Well this is certainly unexpected! The first time I tried Salix, it refused to boot after an update, and I was like, “I’m done. I thought ‘borked by an update’ was uniquely a Debian/Ubuntu phenomenon until now. Screw this.”

What an ignorant and impatient fool I was. When an update includes a kernel update, you also have to update your bootloader to load the new kernel. That’s what I did wrong, and it wasn’t anyone’s fault but my own, for not reading the instructions and assuming far too much. Typical, perhaps, of a technophobic user playing with a Slackware derivative for the first time after using almost exclusively Ubuntu-based distros previously. I was used to being spoon-fed and giving the operating system too much automation. Simplicity does not mean “everything happens automagically and you don’t have to do anything but click Okay.” The user is responsible for knowing what the heck he or she is doing!

Salix tells me what my choices might mean during installation and updates, and when it refused to boot after I made a stupid decision, I should have known. Silly spoon-fed Ubuntu user and Slackware rookie.

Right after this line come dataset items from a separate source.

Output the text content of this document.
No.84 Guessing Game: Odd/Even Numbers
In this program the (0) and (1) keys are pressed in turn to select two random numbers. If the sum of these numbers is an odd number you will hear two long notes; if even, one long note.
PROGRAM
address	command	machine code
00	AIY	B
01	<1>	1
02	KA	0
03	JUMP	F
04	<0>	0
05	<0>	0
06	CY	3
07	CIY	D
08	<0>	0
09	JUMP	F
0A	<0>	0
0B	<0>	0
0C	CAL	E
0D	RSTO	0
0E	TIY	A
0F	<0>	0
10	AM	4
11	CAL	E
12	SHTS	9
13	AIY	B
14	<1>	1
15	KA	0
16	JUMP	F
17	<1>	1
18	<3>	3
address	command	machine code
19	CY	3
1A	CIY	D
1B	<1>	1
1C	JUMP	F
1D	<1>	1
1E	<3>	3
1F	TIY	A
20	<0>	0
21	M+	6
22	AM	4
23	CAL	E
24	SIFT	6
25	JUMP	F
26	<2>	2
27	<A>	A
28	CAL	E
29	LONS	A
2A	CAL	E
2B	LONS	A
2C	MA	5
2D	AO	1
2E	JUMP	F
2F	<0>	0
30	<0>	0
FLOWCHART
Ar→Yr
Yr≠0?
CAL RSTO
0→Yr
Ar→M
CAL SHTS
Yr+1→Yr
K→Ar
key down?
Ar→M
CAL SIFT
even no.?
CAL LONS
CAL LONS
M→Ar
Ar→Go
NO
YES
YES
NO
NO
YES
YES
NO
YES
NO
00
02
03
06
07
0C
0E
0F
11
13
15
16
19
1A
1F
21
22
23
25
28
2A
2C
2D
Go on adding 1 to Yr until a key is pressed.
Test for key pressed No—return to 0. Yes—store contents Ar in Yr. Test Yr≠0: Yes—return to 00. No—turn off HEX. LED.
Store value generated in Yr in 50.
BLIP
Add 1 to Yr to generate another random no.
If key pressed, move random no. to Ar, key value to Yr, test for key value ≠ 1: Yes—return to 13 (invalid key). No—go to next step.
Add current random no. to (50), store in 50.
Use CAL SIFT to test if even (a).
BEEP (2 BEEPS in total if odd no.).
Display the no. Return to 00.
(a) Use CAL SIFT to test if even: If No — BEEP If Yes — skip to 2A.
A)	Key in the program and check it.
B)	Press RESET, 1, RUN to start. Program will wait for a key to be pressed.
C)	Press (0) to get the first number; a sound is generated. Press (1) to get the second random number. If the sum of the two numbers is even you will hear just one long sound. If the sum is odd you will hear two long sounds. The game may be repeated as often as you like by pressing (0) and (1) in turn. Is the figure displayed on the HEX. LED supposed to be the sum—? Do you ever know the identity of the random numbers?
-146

But y’know what? I think I’m just gonna leave Salix on my old ancient relic desktop computer for good. I’m probably all done messing around with other distros, at least on this particular computer. Here are my reasons:

It’s Slackware-based and fully compatible with it’s parent distro, unlike most of the other Slackware-based “lightweight” distros. This means it has Slackware’s legendary stability and reliability, and ultra-mega-super-duper-uber-long-term support.

It’s super simple! In keeping with the whole Slackware philosophy – and Linux philosophy, for that matter. One application per task. Do one thing and do it well. Stay the heck out of the user’s way.

It’s systemd-free.
I know, before you jump all over me about it, I’ve read all the debates and I think I’ve probably never personally had any issues with systemd, except that even my beloved Xubuntu began to slow down over time (almost like “Windows rot”) and had to be rebooted regularly just to refresh it and dump cache and stuff. It didn’t do that before Ubuntu (and thus Kubuntu, Xubuntu, Lubuntu, Mint, and all their derivatives and spin-offs and remixes) adopted systemd, so I wonder if that might be part of the reason. The “one ring to rule them all” feature of systemd is counter to the “do one thing and do it well” principle that has made Linux so awesome to begin with (until recently). I don’t reboot Salix. I don’t need to. Could systemd be the reason? I don’t know, but it sure is nice not to have the gradual loss of speed over time that I experienced with Xubu and other old favorites.

Yeah, he’s talking to systemd.

Salix doesn’t include kernel updates by default. Why should they? The installed kernel works fine, it’s secure, and my computer doesn’t need support for all kindsa features it doesn’t even have. It ain’t broke, no need to fix anything. The only thing I change is the wallpaper occasionally, or fonts and stuff. It’s perfectly boring, as it should be.

My distro-hopper-stopper is Salix.

I haven’t tried it on the laptop yet, but that’s another post for another day.